On Not Learning Martial Arts
Perhaps you read my post "Lesley in the Land of Legends" wherein  I got a rare glimpse into the life of Shaolin monks and Gong Fu students?  Martial arts requires a lifetime of discipline.  I can't even comb my hair or make my bed in the morning.  I thought I could add it to my exercise regimen that is currently non-existent thanks to hellacious Chinese class and now serious knee damage.  You can't casually pursue Martial Arts if you want to learn anything.  It's not like football where you cannot play for years but you will always be able to toss around the pigskin on Thanksgiving.  Martial Arts take serious commitment and daily practice.  As my children have learned, once a week is not enough.  You forget everything between classes.

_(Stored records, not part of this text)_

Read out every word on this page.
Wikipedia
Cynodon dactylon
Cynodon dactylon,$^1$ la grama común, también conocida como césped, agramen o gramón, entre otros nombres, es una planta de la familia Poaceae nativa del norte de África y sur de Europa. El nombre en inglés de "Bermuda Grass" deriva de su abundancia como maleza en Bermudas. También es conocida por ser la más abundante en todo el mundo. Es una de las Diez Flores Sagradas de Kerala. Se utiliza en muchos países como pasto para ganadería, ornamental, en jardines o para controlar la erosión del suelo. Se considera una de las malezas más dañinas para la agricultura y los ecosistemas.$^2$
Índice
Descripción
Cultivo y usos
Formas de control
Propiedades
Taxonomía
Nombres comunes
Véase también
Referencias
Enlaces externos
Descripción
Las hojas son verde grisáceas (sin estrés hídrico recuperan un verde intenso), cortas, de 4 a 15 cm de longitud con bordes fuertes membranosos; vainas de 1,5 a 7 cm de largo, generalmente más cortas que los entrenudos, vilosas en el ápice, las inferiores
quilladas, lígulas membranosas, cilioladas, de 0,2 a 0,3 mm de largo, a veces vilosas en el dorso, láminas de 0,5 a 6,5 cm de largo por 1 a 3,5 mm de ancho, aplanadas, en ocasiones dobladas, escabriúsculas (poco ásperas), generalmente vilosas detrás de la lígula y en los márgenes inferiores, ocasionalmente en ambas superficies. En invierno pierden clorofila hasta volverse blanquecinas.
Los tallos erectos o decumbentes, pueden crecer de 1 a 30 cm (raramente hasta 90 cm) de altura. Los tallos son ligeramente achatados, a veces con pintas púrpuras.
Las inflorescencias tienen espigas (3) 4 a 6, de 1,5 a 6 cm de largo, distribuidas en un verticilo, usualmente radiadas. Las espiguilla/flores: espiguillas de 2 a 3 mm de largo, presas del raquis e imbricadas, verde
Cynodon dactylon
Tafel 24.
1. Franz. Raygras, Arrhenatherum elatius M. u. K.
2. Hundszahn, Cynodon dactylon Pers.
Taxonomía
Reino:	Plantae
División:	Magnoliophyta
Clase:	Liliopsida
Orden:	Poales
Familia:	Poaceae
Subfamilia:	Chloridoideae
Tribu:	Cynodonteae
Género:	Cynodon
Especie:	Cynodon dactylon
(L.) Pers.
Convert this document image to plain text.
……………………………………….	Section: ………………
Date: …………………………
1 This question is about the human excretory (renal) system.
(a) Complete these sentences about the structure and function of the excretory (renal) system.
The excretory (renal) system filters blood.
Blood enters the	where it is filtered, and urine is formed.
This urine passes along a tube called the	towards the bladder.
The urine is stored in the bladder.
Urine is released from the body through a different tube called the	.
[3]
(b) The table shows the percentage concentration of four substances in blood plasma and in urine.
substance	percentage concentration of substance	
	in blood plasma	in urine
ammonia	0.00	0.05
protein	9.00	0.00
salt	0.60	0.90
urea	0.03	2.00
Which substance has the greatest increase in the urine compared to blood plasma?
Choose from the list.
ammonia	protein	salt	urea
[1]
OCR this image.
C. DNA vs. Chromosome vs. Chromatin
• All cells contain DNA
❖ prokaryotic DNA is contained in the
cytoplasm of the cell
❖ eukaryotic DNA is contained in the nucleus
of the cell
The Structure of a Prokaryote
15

Hey, I Did Learn Something!
All this not learning has left me no time to pursue knots and mahjong and TCM.  My camera User Guide is still shrink-wrapped.  My one triumph has been in the kitchen.  My Chinese cooking skills were weak, by far the weakest of my international fair.  I have taken a few classes here at a wonderful place called The Hutong with flattering results.  The mobile execution vans (yes, they exist here in China) might nab me for saying this: the majority of my dishes have been unmatched in restaurants to date.  I am often underwhelmed with my meals so this is saying a lot. 

The good news is that I don't have to speak Chinese to survive outside China. (Well, so far.)  Western medicine has kept me alive all these years.  Great tea is wonderful, but just plain old good tea warms the heart just fine.  My photos suffice to capture and share the memories.  I can play Mahjong in retirement.  I can always go to the gym.  (Ha ha ha ha ha ha ha ha).  I don't need fortune knots to know or believe that I am one of the most blessed people on this earth.  But food.  We have ALL got to eat and it ain't gonna be Ramen for dinner!


So far I've excelled at cooking.  The only thing I have done well in China.  Above are my Eggplant and Long Bean and Golden Tofu Stir fries.

1 comment:

  1. Wow leslie you weren't kidding that you were studying a lot! So proud of you. Well at least you understand my chinese.